Que yo sepa, los plurales de esas palabras los diccionarios los escriben enteros: Saal m; -(e)s, _Säle_, Kanal m; -s, _Kanäle_.


> Y conozco una con dos 'Umlaut': das Fürstentum - die Fürstentümer.
> Y esta otra, con dos Umlaut diferentes, palabra compuesta: der Mühlbach - die Mühlbäche.


Aquí el umlaut se puede colocar solamente en _u_ de -_tum_, ya que el primer vocal ya tiene el umlaut, el segundo no lo lleva en ninguna palabra alemana y por conseguiente solo lo puede tener el tercero: Fürstent*u*m n <-(e)s; *¨*,-e>. Lo mismo vale para _Mühlbach_.

Saludos,


----------



## Juanjosg

Muy buenas a todos. Sé que este hilo es un poco antiguo pero por lo menos dejo mi respuesta para que sirva para los que lleguen aquí con la misma duda.

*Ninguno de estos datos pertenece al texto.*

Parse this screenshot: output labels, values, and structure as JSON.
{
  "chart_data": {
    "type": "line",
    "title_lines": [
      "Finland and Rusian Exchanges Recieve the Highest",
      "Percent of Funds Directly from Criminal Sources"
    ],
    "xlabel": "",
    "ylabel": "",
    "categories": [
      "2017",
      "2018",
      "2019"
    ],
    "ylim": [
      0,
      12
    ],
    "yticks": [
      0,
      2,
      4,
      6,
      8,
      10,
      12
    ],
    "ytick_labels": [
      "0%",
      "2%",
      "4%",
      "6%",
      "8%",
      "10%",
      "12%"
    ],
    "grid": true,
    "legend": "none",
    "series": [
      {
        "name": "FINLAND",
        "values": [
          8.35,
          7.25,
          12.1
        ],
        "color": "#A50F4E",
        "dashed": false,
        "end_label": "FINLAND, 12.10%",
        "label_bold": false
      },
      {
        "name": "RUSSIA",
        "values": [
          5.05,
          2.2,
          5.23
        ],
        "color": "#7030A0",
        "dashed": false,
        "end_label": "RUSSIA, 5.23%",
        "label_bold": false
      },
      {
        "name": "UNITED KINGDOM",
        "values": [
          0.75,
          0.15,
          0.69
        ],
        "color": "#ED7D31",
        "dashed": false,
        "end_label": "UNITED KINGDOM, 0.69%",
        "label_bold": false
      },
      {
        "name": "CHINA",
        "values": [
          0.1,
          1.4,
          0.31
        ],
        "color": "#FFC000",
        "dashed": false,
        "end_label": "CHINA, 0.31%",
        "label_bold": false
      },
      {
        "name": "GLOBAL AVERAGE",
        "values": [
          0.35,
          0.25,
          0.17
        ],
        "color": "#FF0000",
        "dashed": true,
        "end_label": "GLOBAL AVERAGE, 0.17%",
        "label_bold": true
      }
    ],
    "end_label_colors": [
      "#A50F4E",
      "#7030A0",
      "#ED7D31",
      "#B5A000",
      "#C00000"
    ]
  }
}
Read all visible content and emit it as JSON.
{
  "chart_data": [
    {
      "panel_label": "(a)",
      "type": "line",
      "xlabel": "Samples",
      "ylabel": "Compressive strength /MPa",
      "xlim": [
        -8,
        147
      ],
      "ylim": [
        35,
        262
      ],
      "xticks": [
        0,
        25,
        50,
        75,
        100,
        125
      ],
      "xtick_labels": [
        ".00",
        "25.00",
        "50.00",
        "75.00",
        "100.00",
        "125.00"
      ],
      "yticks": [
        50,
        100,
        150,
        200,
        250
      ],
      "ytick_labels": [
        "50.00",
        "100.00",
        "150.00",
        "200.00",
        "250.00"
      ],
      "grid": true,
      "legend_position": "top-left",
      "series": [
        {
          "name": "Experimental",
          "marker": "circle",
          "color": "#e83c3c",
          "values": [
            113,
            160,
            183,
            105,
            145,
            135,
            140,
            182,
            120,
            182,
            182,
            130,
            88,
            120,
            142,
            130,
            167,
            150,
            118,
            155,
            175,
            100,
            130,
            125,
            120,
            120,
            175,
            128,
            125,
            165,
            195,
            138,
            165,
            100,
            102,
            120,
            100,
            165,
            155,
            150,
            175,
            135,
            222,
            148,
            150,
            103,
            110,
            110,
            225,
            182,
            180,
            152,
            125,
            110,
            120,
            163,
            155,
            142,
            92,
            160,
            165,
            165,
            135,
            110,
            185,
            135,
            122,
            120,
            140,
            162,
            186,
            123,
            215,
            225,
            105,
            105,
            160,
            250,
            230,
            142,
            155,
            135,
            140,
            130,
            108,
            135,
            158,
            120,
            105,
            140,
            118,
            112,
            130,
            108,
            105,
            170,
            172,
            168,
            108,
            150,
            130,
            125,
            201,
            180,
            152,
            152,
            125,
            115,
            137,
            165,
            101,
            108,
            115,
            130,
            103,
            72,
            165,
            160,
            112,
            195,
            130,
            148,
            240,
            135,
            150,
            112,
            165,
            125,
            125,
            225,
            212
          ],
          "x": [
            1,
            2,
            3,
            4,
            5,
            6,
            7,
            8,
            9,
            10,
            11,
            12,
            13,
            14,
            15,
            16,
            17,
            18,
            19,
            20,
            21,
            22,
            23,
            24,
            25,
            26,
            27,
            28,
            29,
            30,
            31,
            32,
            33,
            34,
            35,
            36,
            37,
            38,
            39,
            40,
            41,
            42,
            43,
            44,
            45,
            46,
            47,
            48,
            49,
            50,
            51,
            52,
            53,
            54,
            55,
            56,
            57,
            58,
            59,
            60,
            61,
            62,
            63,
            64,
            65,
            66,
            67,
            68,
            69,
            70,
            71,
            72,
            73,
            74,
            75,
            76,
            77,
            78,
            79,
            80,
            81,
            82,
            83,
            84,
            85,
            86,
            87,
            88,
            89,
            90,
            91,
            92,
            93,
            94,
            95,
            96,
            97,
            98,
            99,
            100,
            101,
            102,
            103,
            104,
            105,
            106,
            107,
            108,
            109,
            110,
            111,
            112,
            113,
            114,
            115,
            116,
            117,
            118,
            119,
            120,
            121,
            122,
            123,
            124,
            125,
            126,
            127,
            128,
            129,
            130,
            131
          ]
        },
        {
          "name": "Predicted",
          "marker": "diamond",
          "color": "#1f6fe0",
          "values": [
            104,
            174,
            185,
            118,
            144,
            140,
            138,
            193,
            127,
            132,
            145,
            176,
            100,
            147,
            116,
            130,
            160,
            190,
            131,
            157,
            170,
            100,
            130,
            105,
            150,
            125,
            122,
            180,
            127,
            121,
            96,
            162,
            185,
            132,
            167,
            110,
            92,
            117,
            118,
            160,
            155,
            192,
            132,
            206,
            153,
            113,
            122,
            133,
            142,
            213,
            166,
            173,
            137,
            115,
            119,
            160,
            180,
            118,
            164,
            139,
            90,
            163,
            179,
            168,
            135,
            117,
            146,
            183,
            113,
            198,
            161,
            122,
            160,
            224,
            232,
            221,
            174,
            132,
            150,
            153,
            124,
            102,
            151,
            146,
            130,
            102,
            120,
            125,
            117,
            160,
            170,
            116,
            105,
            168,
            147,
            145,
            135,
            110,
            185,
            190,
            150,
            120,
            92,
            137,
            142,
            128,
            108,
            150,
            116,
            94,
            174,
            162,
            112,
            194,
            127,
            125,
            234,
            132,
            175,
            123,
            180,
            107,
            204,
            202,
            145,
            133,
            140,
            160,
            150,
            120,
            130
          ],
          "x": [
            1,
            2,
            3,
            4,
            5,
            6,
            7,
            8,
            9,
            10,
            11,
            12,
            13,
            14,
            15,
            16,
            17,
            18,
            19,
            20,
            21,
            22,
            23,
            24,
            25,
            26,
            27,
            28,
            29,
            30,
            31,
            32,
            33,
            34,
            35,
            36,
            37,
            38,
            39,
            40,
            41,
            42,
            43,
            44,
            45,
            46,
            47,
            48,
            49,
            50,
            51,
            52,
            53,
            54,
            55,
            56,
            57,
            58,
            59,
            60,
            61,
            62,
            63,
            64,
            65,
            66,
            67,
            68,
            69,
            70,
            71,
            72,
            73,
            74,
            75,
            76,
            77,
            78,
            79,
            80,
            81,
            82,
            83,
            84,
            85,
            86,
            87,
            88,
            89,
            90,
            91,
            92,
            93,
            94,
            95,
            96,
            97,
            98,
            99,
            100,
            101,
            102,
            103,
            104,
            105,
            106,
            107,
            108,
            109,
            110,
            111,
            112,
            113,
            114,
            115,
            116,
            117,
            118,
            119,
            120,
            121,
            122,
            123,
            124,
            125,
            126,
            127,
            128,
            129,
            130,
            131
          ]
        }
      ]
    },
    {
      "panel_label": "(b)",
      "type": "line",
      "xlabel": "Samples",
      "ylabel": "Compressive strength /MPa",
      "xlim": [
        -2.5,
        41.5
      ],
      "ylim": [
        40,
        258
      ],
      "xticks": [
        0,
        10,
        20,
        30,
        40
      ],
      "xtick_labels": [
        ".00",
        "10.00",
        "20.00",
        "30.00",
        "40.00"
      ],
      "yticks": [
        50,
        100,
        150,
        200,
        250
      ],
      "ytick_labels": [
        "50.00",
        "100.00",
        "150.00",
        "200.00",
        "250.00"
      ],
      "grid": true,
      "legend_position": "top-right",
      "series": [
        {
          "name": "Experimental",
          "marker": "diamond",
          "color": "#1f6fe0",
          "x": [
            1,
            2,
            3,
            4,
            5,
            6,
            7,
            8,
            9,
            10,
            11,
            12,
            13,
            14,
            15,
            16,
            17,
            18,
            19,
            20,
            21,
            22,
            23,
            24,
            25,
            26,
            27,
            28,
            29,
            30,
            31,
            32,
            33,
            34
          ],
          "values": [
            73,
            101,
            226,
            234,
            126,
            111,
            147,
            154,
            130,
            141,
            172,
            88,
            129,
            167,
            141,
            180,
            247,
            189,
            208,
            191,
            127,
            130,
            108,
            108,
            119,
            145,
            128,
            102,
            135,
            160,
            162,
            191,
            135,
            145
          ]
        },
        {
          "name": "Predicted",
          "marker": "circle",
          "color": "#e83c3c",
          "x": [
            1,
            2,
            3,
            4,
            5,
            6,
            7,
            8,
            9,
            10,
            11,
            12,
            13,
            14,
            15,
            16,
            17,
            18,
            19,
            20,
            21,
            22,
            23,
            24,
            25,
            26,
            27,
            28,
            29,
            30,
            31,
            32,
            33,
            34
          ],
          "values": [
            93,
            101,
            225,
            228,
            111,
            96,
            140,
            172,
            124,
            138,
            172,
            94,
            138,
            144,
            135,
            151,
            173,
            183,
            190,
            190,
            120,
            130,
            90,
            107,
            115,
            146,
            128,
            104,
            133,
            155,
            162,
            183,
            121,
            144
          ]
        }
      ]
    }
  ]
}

La regla para la formación de plurales con Umlaut es colocarlo en la última vocal que no sea i/e. También es importante que no forme una combinación que no exista, como 'aü' (puede parecer obvio, pero bueno, sicher ist sicher).

En el caso de las palabras que tienen ya Umlaut en singular, como la que propone Alemanita '-r Mühlbach', la formación del plural es igual (vamos, que en principio da lo mismo que haya Umlaut o no). Si en este caso el plural se hace con la fórmula -¨e y la última vocal que no es i/e es la 'a' pues se llega a 'die Mühlbäche'.

Espero haber sido de ayuda! Un abrazo!


----------